Catastrophic forgetting destroys a fine-tuned model's general capabilities — it becomes an idiot savant
devtoolsdevtools0 views
You fine-tune GPT-3.5 on 10K legal contract reviews. The fine-tuned model is excellent at contract review — much better than base GPT-3.5. You then ask it to write a simple email. It writes the email in the format of a contract review, with 'WHEREAS' and 'HEREBY' language. You ask it a basic math question. It fails. You ask it to summarize a news article. It formats the summary as a contract clause. The model forgot how to do everything except contract review. This is catastrophic forgetting: fine-tuning on domain-specific data overwrites the general knowledge stored in the model's weights. So what? You now have a model that is great at one task and terrible at everything else. If your application needs the model to do contract review AND answer general questions AND draft emails, you must either: (a) use the base model (worse at contracts), (b) use the fine-tuned model (worse at everything else), or (c) maintain two models and route queries between them (complex and expensive). Most fine-tuning projects hit this trade-off: the more you specialize, the more you lose.
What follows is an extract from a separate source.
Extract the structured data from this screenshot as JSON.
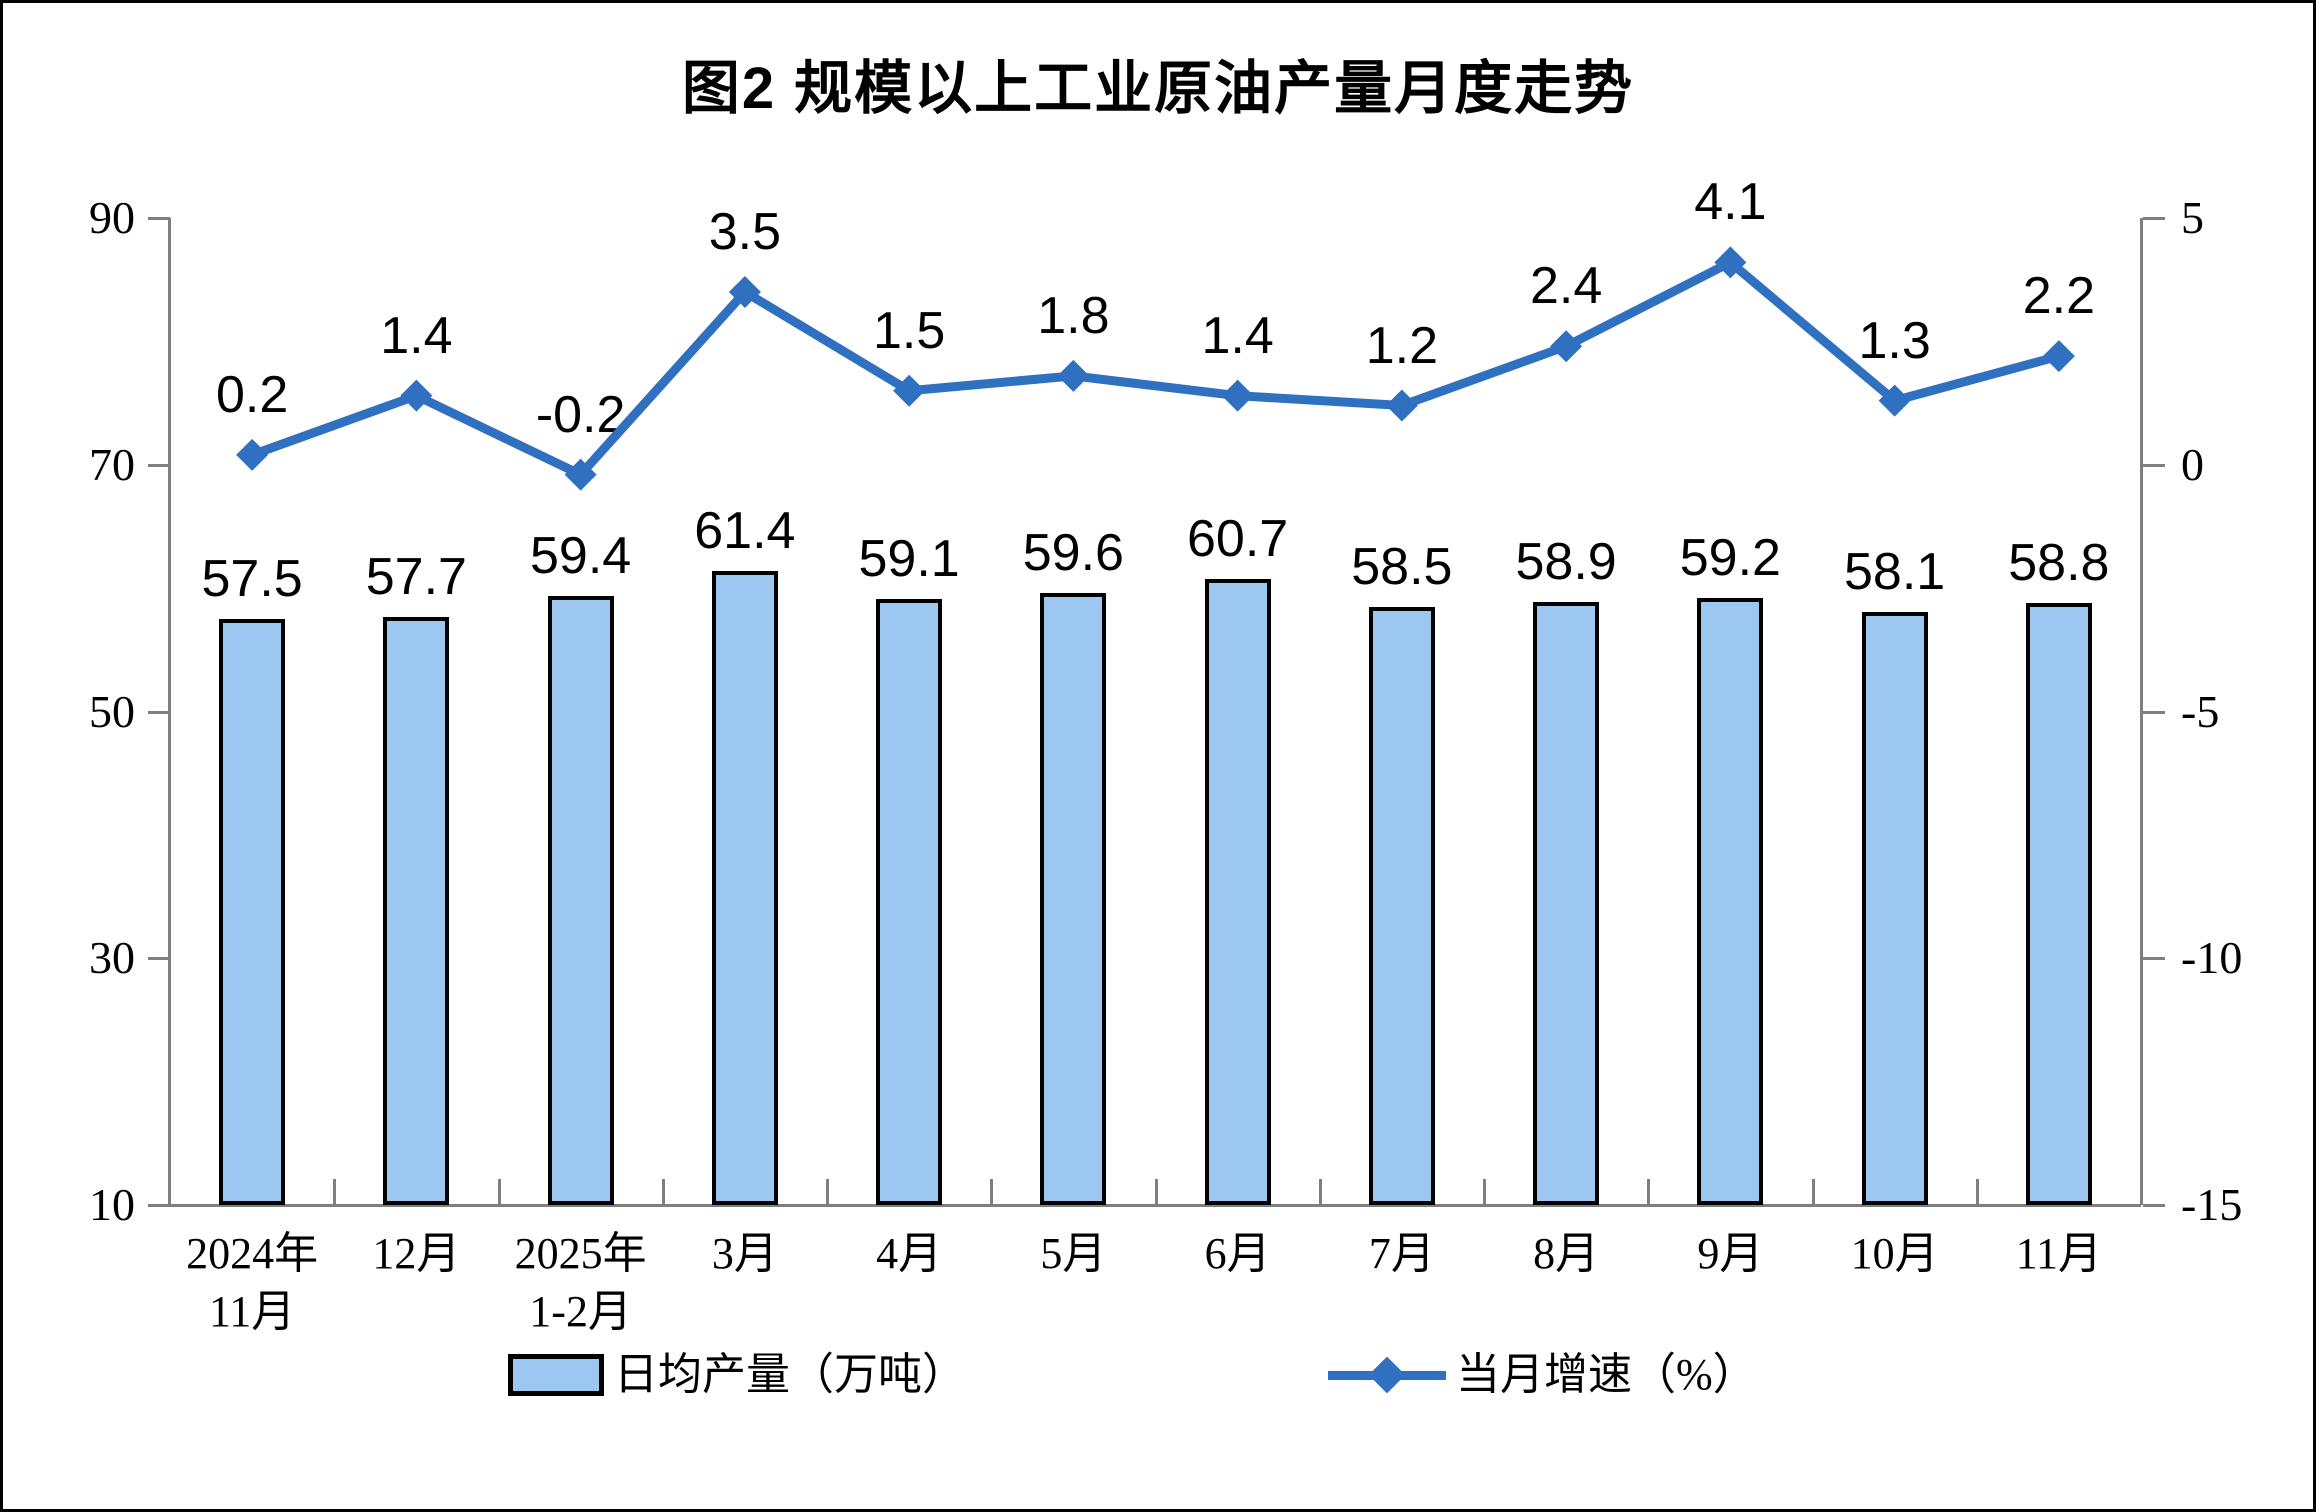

The sweet spot between specialization and generalization depends on your data, training duration, and learning rate — all discovered through expensive experimentation. Why does this persist? Catastrophic forgetting is a fundamental property of neural network gradient updates — new gradients overwrite old knowledge. Techniques to mitigate it exist (elastic weight consolidation, replay buffers, low learning rates, short training) but none eliminate it. LoRA partially addresses this by keeping most weights frozen, but even LoRA can cause forgetting if rank is too high or training is too long.
Evidence
Catastrophic forgetting documented in Kirkpatrick et al. (2017) 'Overcoming catastrophic forgetting in neural networks.' OpenAI fine-tuning docs warn about forgetting but provide no mitigation guidance. LoRA reduces but does not eliminate forgetting (see QLoRA ablation studies). No fine-tuning framework provides automated forgetting detection — users discover it during evaluation.